NEW YORK (CBSNewYork/AP) -- A federal judge in New York on Friday found that the National Security Agency's bulk collection of millions of Americans' telephone records is legal and a valuable part of the nation's arsenal to counter the threat of terrorism.
U.S. District Judge William Pauley issued the decision Friday. He says the program "represents the government's counter-punch" to eliminate al Qaeda's terror network by connecting fragmented and fleeting communications.
In ruling, the judge noted the Sept. 11 terrorist attacks and how the phone data-collection system could have helped investigators connect the dots before the attacks occurred.
NY Judge Says NSA's Phone Surveillance Program Is Legal
"The government learned from its mistake and adapted to confront a new enemy: a terror network capable of orchestrating attacks across the world. It launched a number of counter-measures, including a bulk telephony metadata collection program - a wide net that could find and isolate gossamer contacts among suspected terrorists in an ocean of seemingly disconnected data,'' he said.

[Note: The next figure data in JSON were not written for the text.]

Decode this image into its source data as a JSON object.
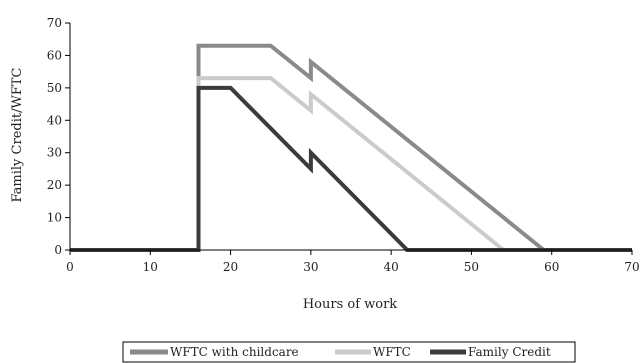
{
  "chart_data": {
    "type": "line",
    "xlabel": "Hours of work",
    "ylabel": "Family Credit/WFTC",
    "xlim": [
      0,
      70
    ],
    "ylim": [
      0,
      70
    ],
    "xticks": [
      0,
      10,
      20,
      30,
      40,
      50,
      60,
      70
    ],
    "yticks": [
      0,
      10,
      20,
      30,
      40,
      50,
      60,
      70
    ],
    "grid": false,
    "legend_position": "bottom",
    "series": [
      {
        "name": "WFTC with childcare",
        "color": "#8a8a8a",
        "points": [
          [
            0,
            0
          ],
          [
            16,
            0
          ],
          [
            16,
            63
          ],
          [
            25,
            63
          ],
          [
            30,
            53
          ],
          [
            30,
            58
          ],
          [
            59,
            0
          ]
        ]
      },
      {
        "name": "WFTC",
        "color": "#cbcbcb",
        "points": [
          [
            0,
            0
          ],
          [
            16,
            0
          ],
          [
            16,
            53
          ],
          [
            25,
            53
          ],
          [
            30,
            43
          ],
          [
            30,
            48
          ],
          [
            54,
            0
          ],
          [
            59,
            0
          ]
        ]
      },
      {
        "name": "Family Credit",
        "color": "#3b3b3b",
        "points": [
          [
            0,
            0
          ],
          [
            16,
            0
          ],
          [
            16,
            50
          ],
          [
            20,
            50
          ],
          [
            30,
            25
          ],
          [
            30,
            30
          ],
          [
            42,
            0
          ],
          [
            70,
            0
          ]
        ]
      }
    ]
  }
}
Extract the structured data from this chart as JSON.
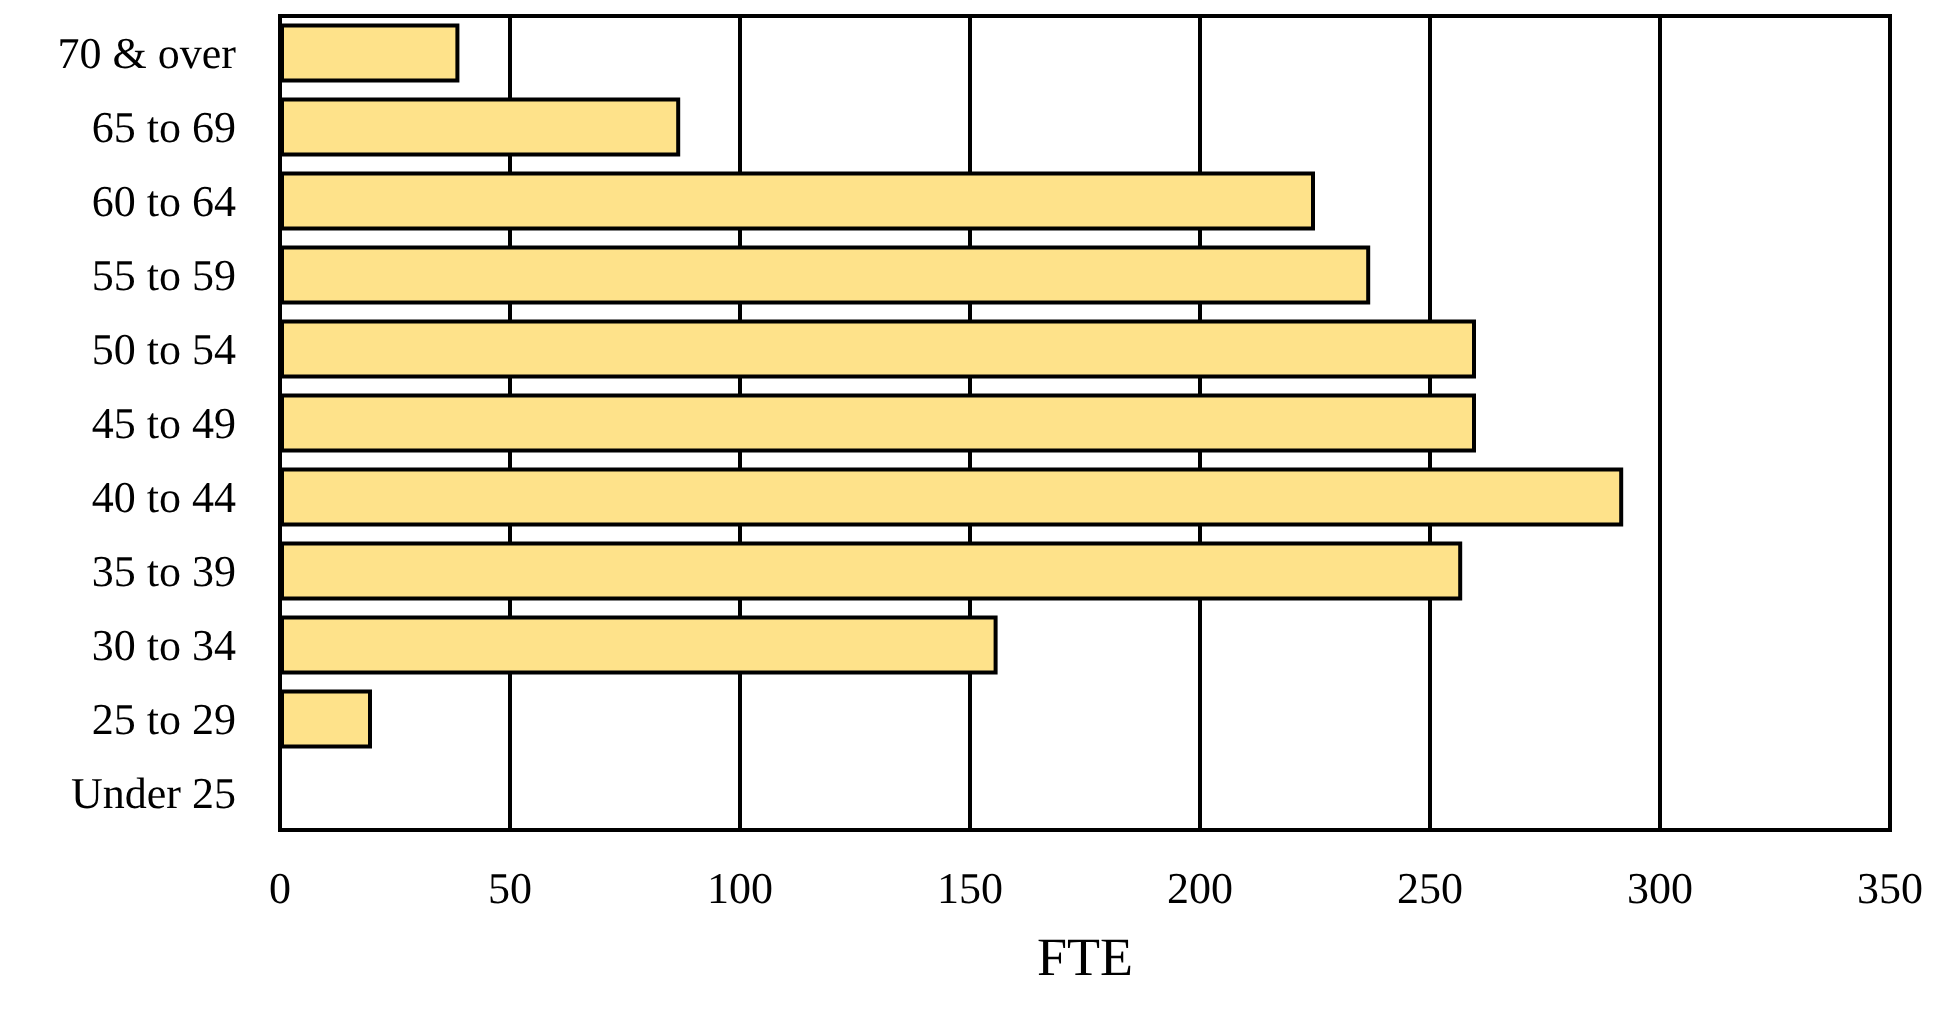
{
  "chart_data": {
    "type": "bar",
    "orientation": "horizontal",
    "xlabel": "FTE",
    "categories": [
      "70 & over",
      "65 to 69",
      "60 to 64",
      "55 to 59",
      "50 to 54",
      "45 to 49",
      "40 to 44",
      "35 to 39",
      "30 to 34",
      "25 to 29",
      "Under 25"
    ],
    "values": [
      39,
      87,
      225,
      237,
      260,
      260,
      292,
      257,
      156,
      20,
      null
    ],
    "color": "#fee28a",
    "xlim": [
      0,
      350
    ],
    "xticks": [
      0,
      50,
      100,
      150,
      200,
      250,
      300,
      350
    ],
    "grid": "x"
  }
}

Pauley's decision contrasts with a ruling earlier this month by U.S. District Court Judge Richard Leon, who granted a preliminary injunction against the collecting of phone records of two men who had challenged the program. The Washington jurist said the program likely violates the U.S. Constitution's ban on unreasonable search.
Pauley dismissed a lawsuit brought by the American Civil Liberties Union.
"We are pleased with the decision,'' Justice Department spokesman Peter Carr said.
Attorney Brett Max Kaufman said the ACLU will appeal Friday's ruling. Kaufman said he hopes a federal appeals court in New York agrees with the reasoning of Judge Leon instead of Pauley.
In arguments before Pauley last month, an ACLU lawyer had argued that the government's interpretation of its authority under the Patriot Act was so broad that it could justify the mass collection of financial, health and even library records of innocent Americans without their knowledge. A government lawyer had countered that counterterrorism investigators wouldn't find most personal information useful.
The ACLU sued earlier this year after former NSA analyst Edward Snowden leaked details of the secret programs that critics say violate privacy rights. The NSA-run programs pick up millions of telephone and Internet records that are routed through American networks each day.